There is a biological dimension to this story. I have repeated in my previous posts that a stressor is information. Too much information would therefore be too much stress, exceeding the threshold of anti-fragility. In medicine, we are discovering the healing powers of fasting, as the avoidance of the hormonal rushes that come with the ingestion of food. Hormones convey information to the different parts of our system, and too much of them confuse our biology. Here again, as with news received at too high a frequency, too much information becomes harmful – daily news and sugar confuse our system in the same manner.
Now lets add psychological to this: we are not made to understand the point, so we overreact to noise. The best solution is to only look at the very large changes in data or conditions, never at small ones.
Just as we are not likely to confuse a bear for a stone (but likely to mistake a stone for a bear), it is almost impossible for someone rational, with a clear, uninfected mind, someone who is not drowning in data, to make a vital signal one that matters for his survival, for noise – unless he is overanxious, oversensitive, and neurotic, hence distracted and confused by other messages. Significant signals have a way to reach you. In the tonsillectomies story, the best filter would have been to only consider the children who were very ill, those with periodically recurring throat inflammation.

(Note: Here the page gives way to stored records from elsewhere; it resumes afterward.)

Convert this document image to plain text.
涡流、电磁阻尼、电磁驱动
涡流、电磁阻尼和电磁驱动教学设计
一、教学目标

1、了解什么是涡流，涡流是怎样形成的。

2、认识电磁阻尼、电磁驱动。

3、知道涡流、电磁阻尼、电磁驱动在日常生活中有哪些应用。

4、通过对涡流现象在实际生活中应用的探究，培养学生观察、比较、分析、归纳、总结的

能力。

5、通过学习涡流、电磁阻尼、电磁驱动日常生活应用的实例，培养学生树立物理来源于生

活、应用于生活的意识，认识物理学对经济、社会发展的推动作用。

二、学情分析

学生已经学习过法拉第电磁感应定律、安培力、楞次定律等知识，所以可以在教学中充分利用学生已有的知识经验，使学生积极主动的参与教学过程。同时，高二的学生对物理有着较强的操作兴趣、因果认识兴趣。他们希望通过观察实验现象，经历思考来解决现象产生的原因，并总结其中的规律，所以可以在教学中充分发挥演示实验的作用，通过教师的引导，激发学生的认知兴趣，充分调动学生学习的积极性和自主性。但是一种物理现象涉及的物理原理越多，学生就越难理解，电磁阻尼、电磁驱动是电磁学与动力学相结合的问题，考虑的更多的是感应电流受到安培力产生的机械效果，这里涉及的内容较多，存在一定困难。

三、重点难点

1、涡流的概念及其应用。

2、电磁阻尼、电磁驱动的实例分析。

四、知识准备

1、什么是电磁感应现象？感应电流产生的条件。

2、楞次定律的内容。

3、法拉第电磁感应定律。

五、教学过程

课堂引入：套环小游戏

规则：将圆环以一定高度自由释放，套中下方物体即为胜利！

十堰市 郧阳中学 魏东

There is so much noise coming from the medias glorification of the anecdote. Thanks to this, we are living more and more in the virtual reality, separated from the real world, a little bit more every day while realising it less and less. Consider that every day, 6,200 persons die in the United States, may of preventable causes. But the media only report the most anecdotal and sensational cases (hurricanes, freak accidents, small plane crashes), giving us a more and more distorted map of real risks. In an ancestral environment the anecdote, the “interesting” is information; today, no longer. Likewise, by presenting us with explanations and theories, the media induce an illusion of understanding the world.
And the understanding of events (and risks) on the part of members of the press is so retrospective that they would put the security checks after the plane ride, or what the ancients call post bellum auxillum, sending troops after the battle. Owing to domain dependence, we forget the need to check our map of the world against reality. So we are living in a more fragile world, while thinking it is more and more understandable.
To conclude, the best way to mitigate interventionism is to ration the supply of information, as naturalistically as possible. This is hard to accept in the age of the internet. It has been hard for me to explain the more data you get, the less you know what’s going on, and the more iatrogenics you will cause. People are still under the illusion that “Science” means more data.